I'm so lucky. I get letters in the mail just about every day telling me about stocks that can make me rich, really, really rich. More rich than any jackpot on the Strip ever could. So why waste my money on the slots when I can bet on a sure thing? Remember when I told you about Fellows Energy last April? It was 94 cents a share? The letter said it could go to $50.00. Yeah, well it went to less than 50 cents. But that's not so bad. If I'd put my money in a slot machine, I would of lost it all. With Fellows, I'd lost only half of it. I didn't buy it at 94 cents anyway. I could see it was going down. That's another thing. You can't see what's going on inside a slot machine.
And ya know what? Fellows took off like a bird a couple of months ago. Hit a buck 34. Now that's not 50 bucks, but no slot machine ever gave you a second chance to make money. Yeah, I know. Fellows is back down to 54 cents.
I'm so lucky. I can hardly wait to read my mail. Michael Fagan writes that, "Tornado Gold, TOGI, is the NEXT small-cap gold stock to blast through 500% investment returns. Scott S. Fraser, who sends me a lot of stuff, says to "Buy Klondike Star (KDSM), now Under $3.50...before it Shoots Well Above $15."
Cascade Energy (CSCE) is projected to be one of the Top Performing petroleum stocks of 2005. Petrogen (PTGC) could be sitting on 72.2 billion cubic feet of natural gas worth over $700 million. Charles Mizrahi says that Terax (TERX) is "a little known company that is about to begin drilling in the hottest gas play on the planet where every day 1 billion cubic feet of gas is recovered."

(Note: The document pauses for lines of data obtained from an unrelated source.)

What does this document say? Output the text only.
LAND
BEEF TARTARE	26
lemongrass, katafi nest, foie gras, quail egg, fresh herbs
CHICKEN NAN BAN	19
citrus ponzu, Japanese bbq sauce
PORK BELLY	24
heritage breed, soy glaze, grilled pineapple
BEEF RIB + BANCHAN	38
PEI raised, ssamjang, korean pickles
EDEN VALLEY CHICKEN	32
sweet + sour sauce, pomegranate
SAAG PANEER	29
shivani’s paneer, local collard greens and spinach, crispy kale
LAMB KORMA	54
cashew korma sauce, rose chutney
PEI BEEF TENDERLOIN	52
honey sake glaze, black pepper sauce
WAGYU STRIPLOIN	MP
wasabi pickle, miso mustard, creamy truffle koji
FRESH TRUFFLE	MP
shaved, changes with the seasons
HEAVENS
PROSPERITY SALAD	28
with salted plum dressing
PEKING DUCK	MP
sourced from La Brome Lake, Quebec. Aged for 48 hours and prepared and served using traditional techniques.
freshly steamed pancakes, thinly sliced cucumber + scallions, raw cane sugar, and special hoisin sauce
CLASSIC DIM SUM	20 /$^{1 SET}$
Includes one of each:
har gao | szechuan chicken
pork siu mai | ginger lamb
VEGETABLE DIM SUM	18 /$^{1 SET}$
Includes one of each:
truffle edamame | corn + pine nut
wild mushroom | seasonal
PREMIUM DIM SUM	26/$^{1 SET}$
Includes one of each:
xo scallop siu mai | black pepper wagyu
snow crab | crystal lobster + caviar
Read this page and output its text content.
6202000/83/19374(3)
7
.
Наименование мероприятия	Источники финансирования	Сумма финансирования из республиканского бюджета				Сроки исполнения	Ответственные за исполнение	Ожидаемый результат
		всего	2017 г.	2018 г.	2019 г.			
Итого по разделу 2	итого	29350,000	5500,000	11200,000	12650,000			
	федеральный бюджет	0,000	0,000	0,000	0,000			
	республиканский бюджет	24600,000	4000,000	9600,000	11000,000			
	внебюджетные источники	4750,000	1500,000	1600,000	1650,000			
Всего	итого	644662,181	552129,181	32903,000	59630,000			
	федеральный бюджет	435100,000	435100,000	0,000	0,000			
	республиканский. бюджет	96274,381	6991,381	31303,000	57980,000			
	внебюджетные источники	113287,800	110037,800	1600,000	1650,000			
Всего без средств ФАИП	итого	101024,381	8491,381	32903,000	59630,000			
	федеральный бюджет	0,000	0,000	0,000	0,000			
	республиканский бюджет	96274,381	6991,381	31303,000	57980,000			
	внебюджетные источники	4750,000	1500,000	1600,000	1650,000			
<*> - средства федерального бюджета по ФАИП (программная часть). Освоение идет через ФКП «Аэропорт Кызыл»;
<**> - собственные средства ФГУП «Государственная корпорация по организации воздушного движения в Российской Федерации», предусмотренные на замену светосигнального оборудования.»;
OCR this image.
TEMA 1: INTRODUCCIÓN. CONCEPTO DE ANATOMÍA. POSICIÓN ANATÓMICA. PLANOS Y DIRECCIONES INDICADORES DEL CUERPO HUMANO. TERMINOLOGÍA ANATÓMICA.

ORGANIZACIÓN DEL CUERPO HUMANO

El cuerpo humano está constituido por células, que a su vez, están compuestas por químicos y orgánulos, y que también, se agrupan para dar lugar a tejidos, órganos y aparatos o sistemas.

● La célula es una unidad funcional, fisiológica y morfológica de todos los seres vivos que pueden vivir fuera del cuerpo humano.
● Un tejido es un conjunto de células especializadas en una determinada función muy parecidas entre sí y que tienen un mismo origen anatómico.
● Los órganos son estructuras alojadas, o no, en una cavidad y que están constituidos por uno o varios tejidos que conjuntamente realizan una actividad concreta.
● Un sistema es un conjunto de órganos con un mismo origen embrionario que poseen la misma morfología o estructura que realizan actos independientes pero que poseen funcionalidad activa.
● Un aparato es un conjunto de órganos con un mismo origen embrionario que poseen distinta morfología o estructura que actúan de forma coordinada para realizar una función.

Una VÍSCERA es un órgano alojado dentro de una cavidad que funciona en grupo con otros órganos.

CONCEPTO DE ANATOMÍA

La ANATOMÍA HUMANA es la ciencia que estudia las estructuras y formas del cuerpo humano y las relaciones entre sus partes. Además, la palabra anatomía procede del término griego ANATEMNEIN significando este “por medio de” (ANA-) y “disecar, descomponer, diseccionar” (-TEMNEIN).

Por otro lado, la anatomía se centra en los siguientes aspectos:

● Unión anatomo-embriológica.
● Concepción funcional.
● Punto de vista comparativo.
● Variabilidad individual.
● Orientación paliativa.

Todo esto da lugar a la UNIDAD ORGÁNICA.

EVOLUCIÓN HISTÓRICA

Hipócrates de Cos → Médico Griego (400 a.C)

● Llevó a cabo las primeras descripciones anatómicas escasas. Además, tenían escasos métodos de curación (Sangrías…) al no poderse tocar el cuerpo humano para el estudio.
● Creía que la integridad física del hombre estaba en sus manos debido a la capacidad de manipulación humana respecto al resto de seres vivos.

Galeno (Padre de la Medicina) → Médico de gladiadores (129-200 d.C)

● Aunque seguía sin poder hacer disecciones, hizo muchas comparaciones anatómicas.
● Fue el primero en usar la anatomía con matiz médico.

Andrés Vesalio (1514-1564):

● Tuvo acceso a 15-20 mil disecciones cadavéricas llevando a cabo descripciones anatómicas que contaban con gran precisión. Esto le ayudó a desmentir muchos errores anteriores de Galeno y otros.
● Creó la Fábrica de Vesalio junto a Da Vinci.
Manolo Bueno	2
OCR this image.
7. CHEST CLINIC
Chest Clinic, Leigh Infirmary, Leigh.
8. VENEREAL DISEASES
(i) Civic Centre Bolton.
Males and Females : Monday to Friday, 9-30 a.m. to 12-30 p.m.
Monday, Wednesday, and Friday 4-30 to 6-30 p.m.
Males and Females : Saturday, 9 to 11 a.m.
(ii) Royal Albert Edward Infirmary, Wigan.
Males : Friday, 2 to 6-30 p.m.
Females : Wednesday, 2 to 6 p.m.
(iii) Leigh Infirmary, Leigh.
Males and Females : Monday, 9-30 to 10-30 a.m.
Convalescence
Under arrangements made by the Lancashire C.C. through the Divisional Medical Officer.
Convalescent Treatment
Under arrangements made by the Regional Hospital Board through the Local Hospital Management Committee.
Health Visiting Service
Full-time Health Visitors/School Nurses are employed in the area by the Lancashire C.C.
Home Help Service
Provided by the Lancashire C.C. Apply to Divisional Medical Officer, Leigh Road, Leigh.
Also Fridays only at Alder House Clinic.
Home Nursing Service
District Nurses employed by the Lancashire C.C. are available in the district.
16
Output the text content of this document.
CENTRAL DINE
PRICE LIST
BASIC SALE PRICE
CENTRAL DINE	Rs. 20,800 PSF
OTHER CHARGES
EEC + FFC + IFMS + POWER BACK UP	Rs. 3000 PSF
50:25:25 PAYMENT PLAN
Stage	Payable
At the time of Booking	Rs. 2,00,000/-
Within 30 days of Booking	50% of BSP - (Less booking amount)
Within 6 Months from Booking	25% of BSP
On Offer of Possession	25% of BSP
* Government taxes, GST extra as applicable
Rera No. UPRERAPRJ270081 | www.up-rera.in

I'm so lucky. I've got these fantastic stocks in oil, gas, gold and electronics, just waiting to make me rich. So why should I play the slots? But, as I said before, I ain't so dumb as not to know that some of them are nothing but pure baloney. So I put these stocks into a WatchList called "Junk Stocks." Just look at these babies: Average RV 0.43, Average RS 0.74, Average RT 0.66, Average VST 0.68. I'm So Lucky.